De drie belangrijkste rugproblemen

Discus hernia

Wat? Een tussenwervelschijf (discus intervertebralis) zit als een schokdemper tussen twee wervellichamen. Het centrum van een tussenwervelschijf bevat een geleiachtige stof die voor 85 % uit water bestaat. Daaromheen zitten sterke, elastische, ringvormige vezels. De tussenwervelschijf heeft geen eigen bloedvoorziening. De afvoer van afvalstoffen gebeurt wanneer er druk op de schijf wordt gezet, de aanvoer van vocht en voedingsstoffen wanneer de discus veel ruimte krijgt. De bindweefselringen rond de discuskern zijn achteraan veel dunner dan vooraan en kunnen daar microscheurtjes oplopen. De bindweefselvezels liggen bovendien gekruist ten opzichte van elkaar waardoor ze elkaar bij draaibewegingen kunnen doorscheuren. Voorovergebogen, gedraaide of draaiende houdingen moeten daarom vermeden worden. Bij extreme druk kan de geleiachtige kern door de beschadigde rand heen puilen. De overgrote meerderheid van de hernia’s doen zich voor in de lage rugzone:zij uiten zich d.m.v. een acute stekende pijn die uitstraalt naar de heupstreek en het been. Indien de druk op de zenuw aanhoudt, neemt de spierwerking af en verminderen de reflexen.

Diagnose? De dokter gaat na hoe de klachten ontstaan zijn. Een NMR-onderzoek toont de staat van de tussenwervelschijven.

Behandeling?

Niet-heelkundig: Aanvankelijk relatieve rust tot de plaatselijke ontstekingsreactie vermindert. Daarna wisselende houdingen. Als medicatie worden niet-steroïdale ontstekingsremmers en pijnstillers gegeven, soms in combinatie met een spierontspanner. Mogelijk epidurale infiltraties met cortisone.

Heelkundig: Indien er geen beterschap ontstaat met de niet-heelkundige behandelingen:

– wegname van de discus of een deel ervan

– discusprothese, zodat de schokdempende werking behouden blijft

– indien er ook artrose en instabiliteit optreedt, zet men de betrokken wervels soms vast met plaatjes en schroeven.

Artrose

Wat? Het aftakelen van de tussenwervelschijven gaat gepaard met een vernauwing van de afstand tussen twee wervels, waardoor de druk op de facetgewrichtjes (kleine gewrichtjes ter hoogte van elke wervel) stijgt. Ze krijgen meer gewricht te dragen dan waarvoor ze gemaakt zijn en ze bevatten veel zenuwen waardoor ze erg gevoelig zijn voor overbelasting. Door de overbelasting vermindert ook de kwaliteit van de kraakbeenlaag op de gewrichtjes die ervoor zorgt dat de botstructuren goed over elkaar glijden. Artrose kan gepaard gaan met vervorming van het gewricht of met abnormale botwoekering waardoor osteofyten (papegaaienbekken) ontstaan. Artrose is het gevolg van een jarenlange mechanische overbelasting van het gewricht. Het treedt in eerste instantie op ter hoogte van de nekwervels. Artrose van de lage rug treedt meestal pas later op (vanaf 40-50 jaar).

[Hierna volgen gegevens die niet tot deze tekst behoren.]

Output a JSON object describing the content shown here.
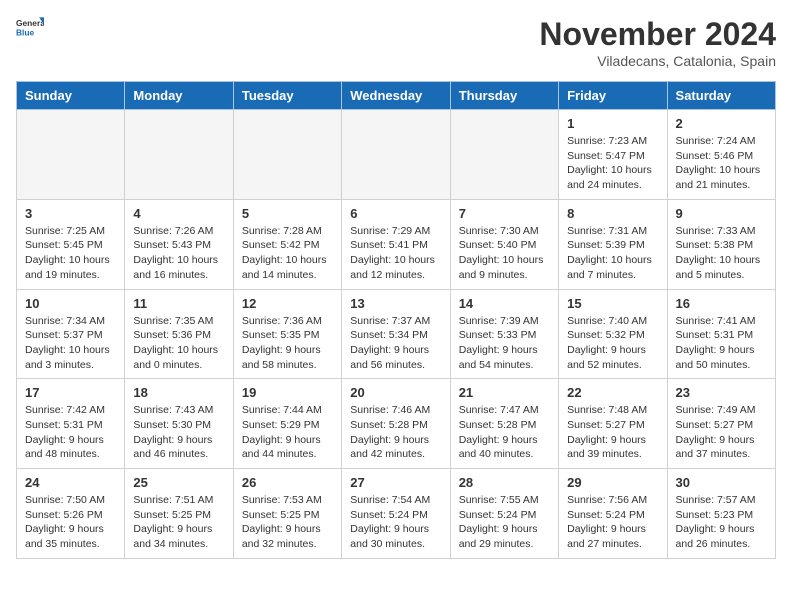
{
  "header": {
    "logo_general": "General",
    "logo_blue": "Blue",
    "month_year": "November 2024",
    "location": "Viladecans, Catalonia, Spain"
  },
  "days_of_week": [
    "Sunday",
    "Monday",
    "Tuesday",
    "Wednesday",
    "Thursday",
    "Friday",
    "Saturday"
  ],
  "weeks": [
    [
      {
        "day": "",
        "detail": ""
      },
      {
        "day": "",
        "detail": ""
      },
      {
        "day": "",
        "detail": ""
      },
      {
        "day": "",
        "detail": ""
      },
      {
        "day": "",
        "detail": ""
      },
      {
        "day": "1",
        "detail": "Sunrise: 7:23 AM\nSunset: 5:47 PM\nDaylight: 10 hours\nand 24 minutes."
      },
      {
        "day": "2",
        "detail": "Sunrise: 7:24 AM\nSunset: 5:46 PM\nDaylight: 10 hours\nand 21 minutes."
      }
    ],
    [
      {
        "day": "3",
        "detail": "Sunrise: 7:25 AM\nSunset: 5:45 PM\nDaylight: 10 hours\nand 19 minutes."
      },
      {
        "day": "4",
        "detail": "Sunrise: 7:26 AM\nSunset: 5:43 PM\nDaylight: 10 hours\nand 16 minutes."
      },
      {
        "day": "5",
        "detail": "Sunrise: 7:28 AM\nSunset: 5:42 PM\nDaylight: 10 hours\nand 14 minutes."
      },
      {
        "day": "6",
        "detail": "Sunrise: 7:29 AM\nSunset: 5:41 PM\nDaylight: 10 hours\nand 12 minutes."
      },
      {
        "day": "7",
        "detail": "Sunrise: 7:30 AM\nSunset: 5:40 PM\nDaylight: 10 hours\nand 9 minutes."
      },
      {
        "day": "8",
        "detail": "Sunrise: 7:31 AM\nSunset: 5:39 PM\nDaylight: 10 hours\nand 7 minutes."
      },
      {
        "day": "9",
        "detail": "Sunrise: 7:33 AM\nSunset: 5:38 PM\nDaylight: 10 hours\nand 5 minutes."
      }
    ],
    [
      {
        "day": "10",
        "detail": "Sunrise: 7:34 AM\nSunset: 5:37 PM\nDaylight: 10 hours\nand 3 minutes."
      },
      {
        "day": "11",
        "detail": "Sunrise: 7:35 AM\nSunset: 5:36 PM\nDaylight: 10 hours\nand 0 minutes."
      },
      {
        "day": "12",
        "detail": "Sunrise: 7:36 AM\nSunset: 5:35 PM\nDaylight: 9 hours\nand 58 minutes."
      },
      {
        "day": "13",
        "detail": "Sunrise: 7:37 AM\nSunset: 5:34 PM\nDaylight: 9 hours\nand 56 minutes."
      },
      {
        "day": "14",
        "detail": "Sunrise: 7:39 AM\nSunset: 5:33 PM\nDaylight: 9 hours\nand 54 minutes."
      },
      {
        "day": "15",
        "detail": "Sunrise: 7:40 AM\nSunset: 5:32 PM\nDaylight: 9 hours\nand 52 minutes."
      },
      {
        "day": "16",
        "detail": "Sunrise: 7:41 AM\nSunset: 5:31 PM\nDaylight: 9 hours\nand 50 minutes."
      }
    ],
    [
      {
        "day": "17",
        "detail": "Sunrise: 7:42 AM\nSunset: 5:31 PM\nDaylight: 9 hours\nand 48 minutes."
      },
      {
        "day": "18",
        "detail": "Sunrise: 7:43 AM\nSunset: 5:30 PM\nDaylight: 9 hours\nand 46 minutes."
      },
      {
        "day": "19",
        "detail": "Sunrise: 7:44 AM\nSunset: 5:29 PM\nDaylight: 9 hours\nand 44 minutes."
      },
      {
        "day": "20",
        "detail": "Sunrise: 7:46 AM\nSunset: 5:28 PM\nDaylight: 9 hours\nand 42 minutes."
      },
      {
        "day": "21",
        "detail": "Sunrise: 7:47 AM\nSunset: 5:28 PM\nDaylight: 9 hours\nand 40 minutes."
      },
      {
        "day": "22",
        "detail": "Sunrise: 7:48 AM\nSunset: 5:27 PM\nDaylight: 9 hours\nand 39 minutes."
      },
      {
        "day": "23",
        "detail": "Sunrise: 7:49 AM\nSunset: 5:27 PM\nDaylight: 9 hours\nand 37 minutes."
      }
    ],
    [
      {
        "day": "24",
        "detail": "Sunrise: 7:50 AM\nSunset: 5:26 PM\nDaylight: 9 hours\nand 35 minutes."
      },
      {
        "day": "25",
        "detail": "Sunrise: 7:51 AM\nSunset: 5:25 PM\nDaylight: 9 hours\nand 34 minutes."
      },
      {
        "day": "26",
        "detail": "Sunrise: 7:53 AM\nSunset: 5:25 PM\nDaylight: 9 hours\nand 32 minutes."
      },
      {
        "day": "27",
        "detail": "Sunrise: 7:54 AM\nSunset: 5:24 PM\nDaylight: 9 hours\nand 30 minutes."
      },
      {
        "day": "28",
        "detail": "Sunrise: 7:55 AM\nSunset: 5:24 PM\nDaylight: 9 hours\nand 29 minutes."
      },
      {
        "day": "29",
        "detail": "Sunrise: 7:56 AM\nSunset: 5:24 PM\nDaylight: 9 hours\nand 27 minutes."
      },
      {
        "day": "30",
        "detail": "Sunrise: 7:57 AM\nSunset: 5:23 PM\nDaylight: 9 hours\nand 26 minutes."
      }
    ]
  ]
}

Diagnose? Vernauwing van de gewrichtsspleten, vervormingen en botaanwassen zijn zichtbaar op een radiografie.

Behandeling?

– Vermijden van overgewicht

– Beweging waarbij de aangetaste gewrichten ontlast worden

– Houdingscorrectie en warmte

– Oefeningen voor rug- en buik-spieren

– Pijnstillers – ontstekingsremmers.

Spinaalstenose

Wat? Botvervorming of botwoekering ten gevolge van artrose waarbij een vernauwing ontstaat van een zenuwkanaal of het kanaal waar het ruggenmerg doorheen loopt. Deze aandoening treedt meestal op rijpere leeftijd op. Sommige patiënten kunnen hierdoor nog nauwelijks stappen.

Diagnose? Vernauwingen, vervormingen en botaanwassen zijn zichtbaar op een radiografie.

Behandeling? Via een heelkundige ingreep wordt de gekneldezenuw opnieuw vrijgemaakt. Na de ingreep kan de patiënt zich weer probleemloos (maar over een relatief korte afstand) verplaatsen. Lange wandelingen maken, blijft meestal onmogelijk.